Sometimes our students with learning difficulties, especially the ones who are big picture thinkers, do not grasp linear concepts as easily as others. This may show up as difficulty sequencing. In other words, what comes first, next, last?
This may show up as trouble learning concepts of time. For instance, if your fifth grader, or even second grader, still hasn’t learned the days of the week or the months of the year, you may have more of a global thinker on your hands. Connections in your child’s mind are not necessarily occurring in a straight line. Rather, they are being pulled from every which direction.
Don’t worry. The ability to make such global connections is a true talent, one that pure linear thinkers may envy. These students grow up to become the inventors, the creators, the ones who can merge ideas from all different disciplines in order to solve complicated problems. Unfortunately, expecting our non-linear thinkers to learn concepts the way that most teachers teach can lead to a great deal of frustration.
Sure, we do still want to teach our struggling students how to sequence better, how to connect certain concepts in a straight line. However, we also want to tap into their strengths in order to make learning easier and more enjoyable.
One day I was working with an older student who was really struggling to learn the months of the year. The order of the months just weren’t sticking. She remembered some of the names but couldn’t always remember just how many there were, or why they even mattered in the first place.
I needed something visual, something to anchor not only the months themselves but the idea of the passage of time. So let’s see, we have 12 months of the year. We also have 12 hours in a day. Aha! The clock was the answer. With a few adjustments and additions along the way, The Clock Calendar was born.
The lesson with my student was a success. Not only that, but when my mentor came by and asked if she could steal my idea I knew I was on to something. Well OF COURSE she could steal my idea. Now you can, too.
The Clock Calendar is now available in my Teachers Pay Teachers store. You have a variety of ways to use it.

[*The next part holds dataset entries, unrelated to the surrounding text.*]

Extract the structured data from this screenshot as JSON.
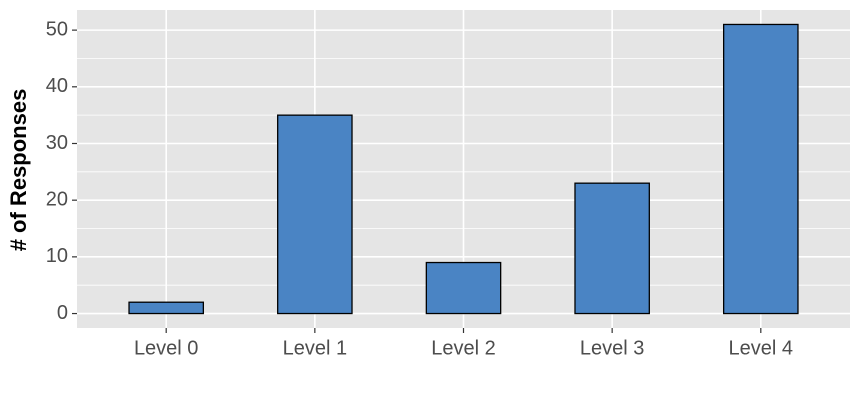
{
  "chart_data": {
    "type": "bar",
    "y_label": "# of Responses",
    "categories": [
      "Level 0",
      "Level 1",
      "Level 2",
      "Level 3",
      "Level 4"
    ],
    "values": [
      2,
      35,
      9,
      23,
      51
    ],
    "color": "#4a84c4",
    "ylim": [
      -2.55,
      53.55
    ],
    "yticks": [
      0,
      10,
      20,
      30,
      40,
      50
    ],
    "grid": true
  }
}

- Print the color poster as a visual teaching and reinforcement tool.
- Print, color and cut the pieces of the black and white pages for a fun, hands-on craft activity.
- Use it to create an oversized visual display.
- Find more ideas when you visit The Clock Calendar page here.
Note: If you wish to add clock hands to your creation I’ve included some on each of the cut-out pages. To attach the hands, use a single brad. Alternatively you can sew the hands on with a knot using a needle and thread. If you don’t care if the hands can move your child can paste them in place or simply draw them directly onto the clock face. So many options! Choose your favorite.
And if you’re not sure if your child knows the months of the year, just ask! Find out what your child knows today, then find out how quickly that improves after using The Clock Calendar.